GenePheno: Interpretable Gene Knockout-Induced Phenotype Abnormality Prediction from Gene Sequences
- URL: http://arxiv.org/abs/2511.09512v2
- Date: Fri, 14 Nov 2025 20:42:29 GMT
- Title: GenePheno: Interpretable Gene Knockout-Induced Phenotype Abnormality Prediction from Gene Sequences
- Authors: Jingquan Yan, Yuwei Miao, Lei Yu, Yuzhi Guo, Xue Xiao, Lin Xu, Junzhou Huang,
- Abstract summary: We introduce GenePheno, the first interpretable multi-label prediction framework that predicts knockout induced phenotypic abnormalities from gene sequences.<n>GenePheno employs a contrastive multi-label learning objective that captures inter-phenotype correlations, complemented by an exclusive regularization that enforces biological consistency.<n>GenePheno achieves state-of-the-art gene-centric $F_textmax$ and phenotype-centric AUC, and case studies demonstrate its ability to reveal gene functional mechanisms.

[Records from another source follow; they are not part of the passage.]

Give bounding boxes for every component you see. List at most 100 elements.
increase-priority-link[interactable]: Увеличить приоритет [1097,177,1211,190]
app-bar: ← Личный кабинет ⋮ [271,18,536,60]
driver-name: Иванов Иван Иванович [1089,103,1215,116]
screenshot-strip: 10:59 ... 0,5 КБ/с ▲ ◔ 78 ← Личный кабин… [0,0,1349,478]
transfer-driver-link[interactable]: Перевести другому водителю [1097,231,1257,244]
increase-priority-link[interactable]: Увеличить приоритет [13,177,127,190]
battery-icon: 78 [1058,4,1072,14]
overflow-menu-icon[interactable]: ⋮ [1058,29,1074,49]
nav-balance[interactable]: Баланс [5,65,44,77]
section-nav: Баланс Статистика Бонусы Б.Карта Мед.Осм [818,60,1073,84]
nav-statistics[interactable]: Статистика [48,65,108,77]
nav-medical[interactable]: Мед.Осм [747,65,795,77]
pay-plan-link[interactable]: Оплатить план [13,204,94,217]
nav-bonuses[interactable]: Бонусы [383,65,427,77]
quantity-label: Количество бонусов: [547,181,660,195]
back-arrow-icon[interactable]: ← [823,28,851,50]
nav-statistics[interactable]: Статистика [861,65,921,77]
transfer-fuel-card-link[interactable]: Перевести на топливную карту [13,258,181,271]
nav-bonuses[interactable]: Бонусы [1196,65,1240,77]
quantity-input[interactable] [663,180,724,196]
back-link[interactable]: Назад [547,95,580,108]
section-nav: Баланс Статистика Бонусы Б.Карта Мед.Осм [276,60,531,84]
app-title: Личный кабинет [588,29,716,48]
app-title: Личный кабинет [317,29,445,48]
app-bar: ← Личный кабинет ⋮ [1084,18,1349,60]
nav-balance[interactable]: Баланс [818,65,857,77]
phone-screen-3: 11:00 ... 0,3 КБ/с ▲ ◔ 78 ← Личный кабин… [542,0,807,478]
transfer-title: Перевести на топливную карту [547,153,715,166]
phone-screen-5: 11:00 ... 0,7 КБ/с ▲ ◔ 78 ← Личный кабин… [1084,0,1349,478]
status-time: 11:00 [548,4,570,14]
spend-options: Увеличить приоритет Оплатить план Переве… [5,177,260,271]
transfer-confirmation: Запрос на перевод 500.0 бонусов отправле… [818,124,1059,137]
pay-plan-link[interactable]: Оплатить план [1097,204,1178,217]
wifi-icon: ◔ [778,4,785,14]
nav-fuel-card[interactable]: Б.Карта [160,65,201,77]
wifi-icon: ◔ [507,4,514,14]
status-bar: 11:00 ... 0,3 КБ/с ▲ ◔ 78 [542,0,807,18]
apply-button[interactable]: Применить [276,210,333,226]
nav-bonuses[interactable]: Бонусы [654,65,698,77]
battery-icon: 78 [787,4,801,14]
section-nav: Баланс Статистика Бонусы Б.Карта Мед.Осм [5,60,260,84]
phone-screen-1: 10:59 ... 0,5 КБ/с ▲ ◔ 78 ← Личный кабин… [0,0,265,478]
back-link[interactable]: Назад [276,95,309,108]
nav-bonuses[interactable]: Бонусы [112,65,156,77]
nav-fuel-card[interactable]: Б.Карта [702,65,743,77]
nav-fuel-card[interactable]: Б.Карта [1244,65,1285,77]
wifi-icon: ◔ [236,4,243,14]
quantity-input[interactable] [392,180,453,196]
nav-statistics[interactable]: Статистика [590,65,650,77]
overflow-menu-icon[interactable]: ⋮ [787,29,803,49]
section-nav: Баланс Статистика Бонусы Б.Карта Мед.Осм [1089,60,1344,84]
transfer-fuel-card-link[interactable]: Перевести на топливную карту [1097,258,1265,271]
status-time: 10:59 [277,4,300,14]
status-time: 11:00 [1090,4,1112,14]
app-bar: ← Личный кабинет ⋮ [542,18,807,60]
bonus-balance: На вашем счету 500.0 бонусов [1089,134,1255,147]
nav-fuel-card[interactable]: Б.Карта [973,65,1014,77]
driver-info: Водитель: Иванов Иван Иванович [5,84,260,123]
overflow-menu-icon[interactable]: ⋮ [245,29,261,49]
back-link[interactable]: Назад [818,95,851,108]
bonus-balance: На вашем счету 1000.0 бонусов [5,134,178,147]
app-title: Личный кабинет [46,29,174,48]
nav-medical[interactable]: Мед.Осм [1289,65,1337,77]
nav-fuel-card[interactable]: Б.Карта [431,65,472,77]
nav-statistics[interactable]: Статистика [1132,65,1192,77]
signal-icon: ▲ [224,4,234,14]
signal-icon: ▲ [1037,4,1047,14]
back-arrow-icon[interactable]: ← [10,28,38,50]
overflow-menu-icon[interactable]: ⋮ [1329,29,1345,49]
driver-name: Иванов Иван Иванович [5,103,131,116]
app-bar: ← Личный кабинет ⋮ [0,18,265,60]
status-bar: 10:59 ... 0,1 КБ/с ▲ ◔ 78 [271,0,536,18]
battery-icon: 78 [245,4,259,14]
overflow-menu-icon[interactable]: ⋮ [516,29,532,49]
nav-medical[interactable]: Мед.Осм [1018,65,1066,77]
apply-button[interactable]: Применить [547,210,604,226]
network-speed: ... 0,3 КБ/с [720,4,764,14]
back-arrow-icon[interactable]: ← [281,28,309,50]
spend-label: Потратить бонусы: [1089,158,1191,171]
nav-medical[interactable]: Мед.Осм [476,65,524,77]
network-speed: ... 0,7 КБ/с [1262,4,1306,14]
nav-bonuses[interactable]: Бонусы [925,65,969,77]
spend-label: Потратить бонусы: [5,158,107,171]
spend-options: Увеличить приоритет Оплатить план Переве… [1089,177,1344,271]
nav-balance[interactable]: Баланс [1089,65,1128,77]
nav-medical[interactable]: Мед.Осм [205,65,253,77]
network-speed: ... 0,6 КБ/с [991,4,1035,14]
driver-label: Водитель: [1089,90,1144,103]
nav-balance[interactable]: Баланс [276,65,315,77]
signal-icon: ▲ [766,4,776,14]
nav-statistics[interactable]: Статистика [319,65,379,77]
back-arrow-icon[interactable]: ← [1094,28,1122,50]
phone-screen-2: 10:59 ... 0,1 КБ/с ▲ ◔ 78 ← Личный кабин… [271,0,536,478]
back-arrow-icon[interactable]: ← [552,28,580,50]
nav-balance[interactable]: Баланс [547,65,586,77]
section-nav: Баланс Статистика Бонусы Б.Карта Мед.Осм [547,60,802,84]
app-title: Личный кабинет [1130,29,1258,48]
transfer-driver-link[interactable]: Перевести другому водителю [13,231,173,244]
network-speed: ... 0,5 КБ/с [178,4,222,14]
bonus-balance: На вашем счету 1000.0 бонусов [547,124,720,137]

- Score: 23.32906953921921
- License: http://creativecommons.org/licenses/by/4.0/
- Abstract: Exploring how genetic sequences shape phenotypes is a fundamental challenge in biology and a key step toward scalable, hypothesis-driven experimentation. The task is complicated by the large modality gap between sequences and phenotypes, as well as the pleiotropic nature of gene-phenotype relationships. Existing sequence-based efforts focus on the degree to which variants of specific genes alter a limited set of phenotypes, while general gene knockout induced phenotype abnormality prediction methods heavily rely on curated genetic information as inputs, which limits scalability and generalizability. As a result, the task of broadly predicting the presence of multiple phenotype abnormalities under gene knockout directly from gene sequences remains underexplored. We introduce GenePheno, the first interpretable multi-label prediction framework that predicts knockout induced phenotypic abnormalities from gene sequences. GenePheno employs a contrastive multi-label learning objective that captures inter-phenotype correlations, complemented by an exclusive regularization that enforces biological consistency. It further incorporates a gene function bottleneck layer, offering human interpretable concepts that reflect functional mechanisms behind phenotype formation. To support progress in this area, we curate four datasets with canonical gene sequences as input and multi-label phenotypic abnormalities induced by gene knockouts as targets. Across these datasets, GenePheno achieves state-of-the-art gene-centric $F_{\text{max}}$ and phenotype-centric AUC, and case studies demonstrate its ability to reveal gene functional mechanisms.